Langfristige Zusammenarbeit aufbauen
Wenn du jemanden gefunden hast, der gut passt, investiere in die Beziehung. Regelmäßige Übergaben, eine Liste mit Lieblingsspielzeug und kleine Dankesgesten stärken das Vertrauen. Manche Tierbesitzer hinterlassen kleine Notizen mit Lob oder besonderen Beobachtungen, das ist persönlich und wirkt wertschätzend.
Bei langfristigen Einsätzen lohnt sich eine regelmäßige kurze Feedbackrunde. So bleiben Erwartungen auf beiden Seiten klar.
Checkliste: Entscheidung in 10 Punkten
Hast du Referenzen oder Bewertungen geprüft? - Konnte der Carer Erfahrung in ähnlichen Fällen vorweisen? - Gab es ein freundliches Kennenlernen und einen erfolgreichen Probetag? - Wurden Notfallpläne und Tierarztkontakte besprochen? - Sind Preise und Zeiten transparent vereinbart? - Gibt es eine Haftpflichtversicherung oder schriftliche Vereinbarungen? - Ist die Kommunikation zuverlässig und freundlich? - Passt der Umgangsstil zu den Bedürfnissen deines Tiers? - Wurden Medikamente oder besondere Bedürfnisse klar erklärt? - Hast du ein gutes Bauchgefühl nach dem ersten Einsatz?
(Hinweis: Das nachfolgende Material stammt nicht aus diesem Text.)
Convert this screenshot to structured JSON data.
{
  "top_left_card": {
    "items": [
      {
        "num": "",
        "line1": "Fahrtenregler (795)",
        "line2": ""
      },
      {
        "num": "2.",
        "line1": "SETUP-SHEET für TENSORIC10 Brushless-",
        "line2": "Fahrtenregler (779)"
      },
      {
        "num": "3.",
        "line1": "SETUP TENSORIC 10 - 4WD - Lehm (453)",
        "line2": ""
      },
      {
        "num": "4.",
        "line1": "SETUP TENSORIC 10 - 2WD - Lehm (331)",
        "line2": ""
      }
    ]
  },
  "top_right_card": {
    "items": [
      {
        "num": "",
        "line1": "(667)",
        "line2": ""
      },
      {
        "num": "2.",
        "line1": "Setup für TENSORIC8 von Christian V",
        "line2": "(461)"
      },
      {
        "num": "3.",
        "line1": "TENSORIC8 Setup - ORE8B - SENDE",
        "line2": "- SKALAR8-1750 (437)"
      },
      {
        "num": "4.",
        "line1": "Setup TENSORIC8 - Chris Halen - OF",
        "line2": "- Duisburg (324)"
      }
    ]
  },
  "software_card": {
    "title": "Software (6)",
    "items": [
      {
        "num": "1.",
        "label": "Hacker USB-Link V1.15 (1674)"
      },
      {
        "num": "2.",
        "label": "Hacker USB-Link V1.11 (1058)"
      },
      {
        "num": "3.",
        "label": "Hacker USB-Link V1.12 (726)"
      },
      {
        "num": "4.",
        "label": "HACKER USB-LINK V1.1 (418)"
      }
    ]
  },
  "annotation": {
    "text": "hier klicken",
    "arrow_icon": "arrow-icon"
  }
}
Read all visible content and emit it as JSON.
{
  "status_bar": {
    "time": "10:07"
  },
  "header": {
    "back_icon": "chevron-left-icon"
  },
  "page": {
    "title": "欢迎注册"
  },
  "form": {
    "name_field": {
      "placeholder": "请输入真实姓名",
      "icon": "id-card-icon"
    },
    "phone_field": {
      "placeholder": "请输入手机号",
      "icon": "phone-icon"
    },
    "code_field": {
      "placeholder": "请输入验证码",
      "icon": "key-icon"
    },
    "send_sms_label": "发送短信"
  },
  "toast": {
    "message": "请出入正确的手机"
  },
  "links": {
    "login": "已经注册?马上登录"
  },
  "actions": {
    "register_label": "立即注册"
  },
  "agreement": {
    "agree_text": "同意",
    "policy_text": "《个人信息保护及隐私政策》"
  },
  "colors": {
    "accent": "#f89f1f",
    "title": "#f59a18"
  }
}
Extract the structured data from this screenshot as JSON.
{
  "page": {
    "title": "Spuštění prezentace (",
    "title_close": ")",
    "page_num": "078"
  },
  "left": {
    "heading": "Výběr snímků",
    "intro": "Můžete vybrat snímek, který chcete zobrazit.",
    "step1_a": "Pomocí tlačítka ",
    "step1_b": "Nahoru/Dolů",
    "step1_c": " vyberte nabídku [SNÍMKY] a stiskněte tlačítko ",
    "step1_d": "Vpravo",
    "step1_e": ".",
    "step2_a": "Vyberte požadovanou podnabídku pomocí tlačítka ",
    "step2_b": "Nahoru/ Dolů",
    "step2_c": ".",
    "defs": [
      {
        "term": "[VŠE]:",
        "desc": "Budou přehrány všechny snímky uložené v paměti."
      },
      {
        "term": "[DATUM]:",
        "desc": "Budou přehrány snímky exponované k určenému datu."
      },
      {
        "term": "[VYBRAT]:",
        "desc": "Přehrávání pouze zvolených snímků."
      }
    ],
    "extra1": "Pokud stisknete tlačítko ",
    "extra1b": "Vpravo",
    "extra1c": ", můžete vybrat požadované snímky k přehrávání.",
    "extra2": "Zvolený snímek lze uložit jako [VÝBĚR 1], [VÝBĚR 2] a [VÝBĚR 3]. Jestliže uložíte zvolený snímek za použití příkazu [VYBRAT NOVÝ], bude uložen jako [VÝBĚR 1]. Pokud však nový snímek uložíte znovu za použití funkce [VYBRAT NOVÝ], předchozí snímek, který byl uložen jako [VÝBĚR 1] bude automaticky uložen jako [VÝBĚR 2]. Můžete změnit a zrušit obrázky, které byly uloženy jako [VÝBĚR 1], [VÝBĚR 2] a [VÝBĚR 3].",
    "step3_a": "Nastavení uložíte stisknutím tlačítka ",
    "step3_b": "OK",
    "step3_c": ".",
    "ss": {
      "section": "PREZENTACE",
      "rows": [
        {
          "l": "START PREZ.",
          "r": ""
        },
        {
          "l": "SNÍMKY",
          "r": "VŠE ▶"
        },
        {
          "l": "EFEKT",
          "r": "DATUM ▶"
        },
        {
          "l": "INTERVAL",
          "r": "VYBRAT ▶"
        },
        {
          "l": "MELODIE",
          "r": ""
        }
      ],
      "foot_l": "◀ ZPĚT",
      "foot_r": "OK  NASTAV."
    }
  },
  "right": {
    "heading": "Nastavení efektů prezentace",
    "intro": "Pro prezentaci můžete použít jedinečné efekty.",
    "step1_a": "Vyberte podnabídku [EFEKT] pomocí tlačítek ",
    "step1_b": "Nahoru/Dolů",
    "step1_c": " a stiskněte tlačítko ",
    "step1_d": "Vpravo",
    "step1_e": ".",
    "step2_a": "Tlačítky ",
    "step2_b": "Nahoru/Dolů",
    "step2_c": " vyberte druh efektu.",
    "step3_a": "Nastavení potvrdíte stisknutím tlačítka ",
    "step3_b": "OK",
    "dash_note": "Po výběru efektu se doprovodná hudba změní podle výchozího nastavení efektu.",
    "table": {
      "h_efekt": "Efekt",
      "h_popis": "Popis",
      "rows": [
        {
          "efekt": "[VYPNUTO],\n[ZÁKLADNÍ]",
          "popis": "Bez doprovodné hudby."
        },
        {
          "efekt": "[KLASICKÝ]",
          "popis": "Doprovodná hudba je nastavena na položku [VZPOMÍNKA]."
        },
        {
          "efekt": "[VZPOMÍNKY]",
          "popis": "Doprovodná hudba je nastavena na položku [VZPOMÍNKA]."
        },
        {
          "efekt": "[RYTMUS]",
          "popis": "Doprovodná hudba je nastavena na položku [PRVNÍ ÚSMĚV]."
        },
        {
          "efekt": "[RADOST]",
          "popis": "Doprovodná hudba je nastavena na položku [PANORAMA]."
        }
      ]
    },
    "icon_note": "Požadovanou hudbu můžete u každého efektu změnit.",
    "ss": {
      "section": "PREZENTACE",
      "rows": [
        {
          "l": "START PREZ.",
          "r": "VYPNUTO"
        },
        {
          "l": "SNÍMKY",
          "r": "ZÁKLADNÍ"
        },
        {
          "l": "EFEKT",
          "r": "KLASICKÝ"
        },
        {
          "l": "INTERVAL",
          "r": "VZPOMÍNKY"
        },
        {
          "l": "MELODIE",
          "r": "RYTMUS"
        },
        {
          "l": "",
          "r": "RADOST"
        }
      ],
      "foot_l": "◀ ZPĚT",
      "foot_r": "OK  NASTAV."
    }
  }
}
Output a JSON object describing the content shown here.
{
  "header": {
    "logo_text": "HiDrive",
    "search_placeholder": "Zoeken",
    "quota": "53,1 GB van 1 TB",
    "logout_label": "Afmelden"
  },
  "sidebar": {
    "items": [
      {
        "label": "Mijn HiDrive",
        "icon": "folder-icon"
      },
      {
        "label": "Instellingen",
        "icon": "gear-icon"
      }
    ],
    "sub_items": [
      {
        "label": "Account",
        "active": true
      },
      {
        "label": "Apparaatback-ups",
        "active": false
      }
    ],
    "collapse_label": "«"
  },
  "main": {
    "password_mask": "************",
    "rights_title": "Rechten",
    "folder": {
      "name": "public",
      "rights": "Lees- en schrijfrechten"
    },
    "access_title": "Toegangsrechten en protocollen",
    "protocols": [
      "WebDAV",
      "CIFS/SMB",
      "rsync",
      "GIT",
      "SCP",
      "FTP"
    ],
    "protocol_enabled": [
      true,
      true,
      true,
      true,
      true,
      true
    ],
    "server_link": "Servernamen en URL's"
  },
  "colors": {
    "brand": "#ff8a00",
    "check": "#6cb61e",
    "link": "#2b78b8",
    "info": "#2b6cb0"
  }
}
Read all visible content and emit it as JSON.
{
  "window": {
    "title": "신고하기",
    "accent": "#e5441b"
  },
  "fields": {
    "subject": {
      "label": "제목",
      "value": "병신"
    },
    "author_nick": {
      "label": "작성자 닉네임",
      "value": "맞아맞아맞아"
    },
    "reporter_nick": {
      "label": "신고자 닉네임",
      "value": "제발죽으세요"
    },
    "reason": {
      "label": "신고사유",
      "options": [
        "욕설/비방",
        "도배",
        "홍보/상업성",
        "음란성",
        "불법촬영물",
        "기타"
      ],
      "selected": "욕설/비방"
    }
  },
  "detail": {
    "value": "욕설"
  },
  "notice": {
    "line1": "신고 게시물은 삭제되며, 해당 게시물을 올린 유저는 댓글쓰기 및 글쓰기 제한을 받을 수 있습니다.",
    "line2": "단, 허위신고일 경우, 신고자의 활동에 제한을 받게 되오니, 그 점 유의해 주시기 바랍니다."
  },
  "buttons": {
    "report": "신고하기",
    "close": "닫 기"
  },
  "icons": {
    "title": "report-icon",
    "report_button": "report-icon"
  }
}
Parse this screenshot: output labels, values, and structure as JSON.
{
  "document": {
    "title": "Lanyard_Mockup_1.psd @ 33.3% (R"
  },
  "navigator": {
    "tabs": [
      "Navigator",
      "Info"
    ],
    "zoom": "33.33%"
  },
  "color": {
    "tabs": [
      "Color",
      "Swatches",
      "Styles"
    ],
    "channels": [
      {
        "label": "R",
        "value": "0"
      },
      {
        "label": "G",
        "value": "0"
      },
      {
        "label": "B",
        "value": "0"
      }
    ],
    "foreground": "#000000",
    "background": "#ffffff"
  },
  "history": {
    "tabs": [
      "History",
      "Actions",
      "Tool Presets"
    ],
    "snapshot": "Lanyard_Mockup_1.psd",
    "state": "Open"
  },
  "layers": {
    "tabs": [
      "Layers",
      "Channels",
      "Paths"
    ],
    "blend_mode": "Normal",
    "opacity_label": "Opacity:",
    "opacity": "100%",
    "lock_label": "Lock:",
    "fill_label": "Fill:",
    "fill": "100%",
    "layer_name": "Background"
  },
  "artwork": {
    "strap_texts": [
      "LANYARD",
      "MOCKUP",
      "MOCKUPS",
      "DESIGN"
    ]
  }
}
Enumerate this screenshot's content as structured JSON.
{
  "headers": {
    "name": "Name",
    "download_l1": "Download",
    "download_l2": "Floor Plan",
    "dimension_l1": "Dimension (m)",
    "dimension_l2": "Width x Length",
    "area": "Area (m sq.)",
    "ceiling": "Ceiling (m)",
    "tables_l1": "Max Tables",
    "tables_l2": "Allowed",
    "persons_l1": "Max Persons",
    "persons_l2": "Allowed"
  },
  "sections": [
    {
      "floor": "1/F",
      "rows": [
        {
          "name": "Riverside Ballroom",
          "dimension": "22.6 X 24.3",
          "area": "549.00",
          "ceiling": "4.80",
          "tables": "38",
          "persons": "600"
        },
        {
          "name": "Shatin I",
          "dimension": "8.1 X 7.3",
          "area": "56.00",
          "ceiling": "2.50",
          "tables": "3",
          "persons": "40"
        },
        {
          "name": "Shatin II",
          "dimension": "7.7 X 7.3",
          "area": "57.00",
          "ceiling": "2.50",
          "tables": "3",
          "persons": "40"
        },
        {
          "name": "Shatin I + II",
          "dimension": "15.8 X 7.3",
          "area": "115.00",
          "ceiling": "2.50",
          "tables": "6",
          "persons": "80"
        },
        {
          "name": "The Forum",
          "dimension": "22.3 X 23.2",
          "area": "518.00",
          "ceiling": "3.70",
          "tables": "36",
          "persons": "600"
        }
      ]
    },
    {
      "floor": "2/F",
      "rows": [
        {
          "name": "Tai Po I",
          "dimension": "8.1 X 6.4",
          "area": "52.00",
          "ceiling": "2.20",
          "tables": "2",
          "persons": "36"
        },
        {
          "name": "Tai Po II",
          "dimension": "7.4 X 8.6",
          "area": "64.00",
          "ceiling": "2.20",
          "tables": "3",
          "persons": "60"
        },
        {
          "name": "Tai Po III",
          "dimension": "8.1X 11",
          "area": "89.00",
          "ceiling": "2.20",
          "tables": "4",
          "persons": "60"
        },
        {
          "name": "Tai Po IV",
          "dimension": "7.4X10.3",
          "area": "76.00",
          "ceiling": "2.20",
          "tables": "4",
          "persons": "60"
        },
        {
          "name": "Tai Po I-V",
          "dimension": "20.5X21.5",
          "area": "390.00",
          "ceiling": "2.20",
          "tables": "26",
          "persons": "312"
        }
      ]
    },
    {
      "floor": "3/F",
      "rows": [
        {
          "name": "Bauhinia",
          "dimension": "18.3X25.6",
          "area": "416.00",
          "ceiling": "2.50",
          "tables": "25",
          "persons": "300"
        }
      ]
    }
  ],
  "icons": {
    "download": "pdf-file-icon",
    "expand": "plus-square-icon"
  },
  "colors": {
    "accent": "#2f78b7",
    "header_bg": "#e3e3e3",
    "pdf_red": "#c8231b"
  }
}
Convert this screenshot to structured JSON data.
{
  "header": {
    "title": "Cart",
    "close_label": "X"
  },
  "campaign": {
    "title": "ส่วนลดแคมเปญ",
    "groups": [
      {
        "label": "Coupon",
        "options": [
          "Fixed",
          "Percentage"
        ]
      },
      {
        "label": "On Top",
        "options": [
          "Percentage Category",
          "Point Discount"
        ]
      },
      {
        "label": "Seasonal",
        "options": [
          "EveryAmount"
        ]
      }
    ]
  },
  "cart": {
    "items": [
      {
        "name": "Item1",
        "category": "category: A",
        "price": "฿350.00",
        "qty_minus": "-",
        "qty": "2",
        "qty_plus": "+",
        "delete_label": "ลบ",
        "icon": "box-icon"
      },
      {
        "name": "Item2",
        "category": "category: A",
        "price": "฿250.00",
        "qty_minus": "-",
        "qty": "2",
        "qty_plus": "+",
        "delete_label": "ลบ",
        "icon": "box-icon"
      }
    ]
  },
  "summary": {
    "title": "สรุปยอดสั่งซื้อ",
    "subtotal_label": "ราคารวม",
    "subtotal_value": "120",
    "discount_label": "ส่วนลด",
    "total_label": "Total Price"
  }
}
Zum Abschluss: Kleine Extras, die viel bewirken
Kleine Dinge zeigen oft, wie sehr ein Carer sich kümmert. Eine Notiz mit einer positiven Beobachtung, ein kurzes Video vom entspannten Schlafplatz oder das Einhalten kleiner Rituale stärken die Beziehung zwischen Carer, Tier und dir. Und denk daran: Perfekt gibt es selten, aber verlässlich, kompetent und herzlich sollte der Carer schon sein.
Viel Erfolg bei der Suche. Mit Geduld, klarer Kommunikation und einem achtsamen Kennenlernen findest du bestimmt die richtige Person, die deinem Hund oder deiner Katze vertraute & liebevolle Betreuung schenkt.